One hundred years ago the Guinness barges were prevented from unloading their cargo as the Custom House burned, and as the battle for the Four Courts raged over the Liffey in 1922, the barges sailed on.
The Guinness barges, or rather the men who worked on them, witnessed the most historic events in our city’s history. As the hours of work were dependent on the tide, the crews had to be issued with passes to be out and about during curfew, during the time that the Black and Tans patrolled the streets.
The development of breweries abroad, and the switch to Lorries, brought the era of the barges to an end and the last sailing, of The Castleknock, from Victoria Quay, was on 23rd June 1961.
The City Council plaque replaces a previous Inland Waterways Association one, and the Chair of the Association, Jim O ‘Riordan, Chair of the Association, thanked the City Council for agreeing to their proposal to replace it, saying ‘IWAI are delighted to see an important chapter in Dublin’s maritime life remembered and celebrated. The Guinness barges and their crewmen were an iconic feature of city life for almost 90 years and todays unveiling represents a co-operative effort by Dublin City Council, Diageo Ireland and IWAI to put in place a permanent reminder of past times.’
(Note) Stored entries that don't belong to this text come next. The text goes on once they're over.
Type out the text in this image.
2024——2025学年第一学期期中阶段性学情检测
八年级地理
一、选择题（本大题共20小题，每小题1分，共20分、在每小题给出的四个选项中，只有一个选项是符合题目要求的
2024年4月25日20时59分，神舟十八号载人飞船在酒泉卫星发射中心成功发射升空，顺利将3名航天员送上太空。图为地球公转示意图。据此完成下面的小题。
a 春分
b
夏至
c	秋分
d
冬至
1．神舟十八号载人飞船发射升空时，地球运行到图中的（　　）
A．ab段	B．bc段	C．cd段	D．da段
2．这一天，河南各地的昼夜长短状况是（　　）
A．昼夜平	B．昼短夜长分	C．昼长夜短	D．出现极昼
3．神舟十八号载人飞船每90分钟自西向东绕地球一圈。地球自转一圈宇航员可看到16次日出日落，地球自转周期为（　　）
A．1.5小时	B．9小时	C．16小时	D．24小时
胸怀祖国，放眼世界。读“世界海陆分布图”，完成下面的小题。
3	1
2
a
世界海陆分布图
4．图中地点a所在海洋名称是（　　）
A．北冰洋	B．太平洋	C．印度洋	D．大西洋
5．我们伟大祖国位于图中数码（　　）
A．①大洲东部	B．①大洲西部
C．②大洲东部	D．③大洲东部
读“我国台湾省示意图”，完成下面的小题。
The decision to erect the plaque was made by the Dublin City Council Commemorations & Naming Committee. Representing the Committee, Councillor Vincent Jackson said: ‘The Commemorative Plaques scheme allows the City to formally commemorate people and events who have made a significant contribution to the life of Dublin. The Commemorations & Naming Committee had no hesitation in agreeing to the proposal to commemorate the Guinness Barges, and by extension the men who sailed them, with this commemorative plaque’.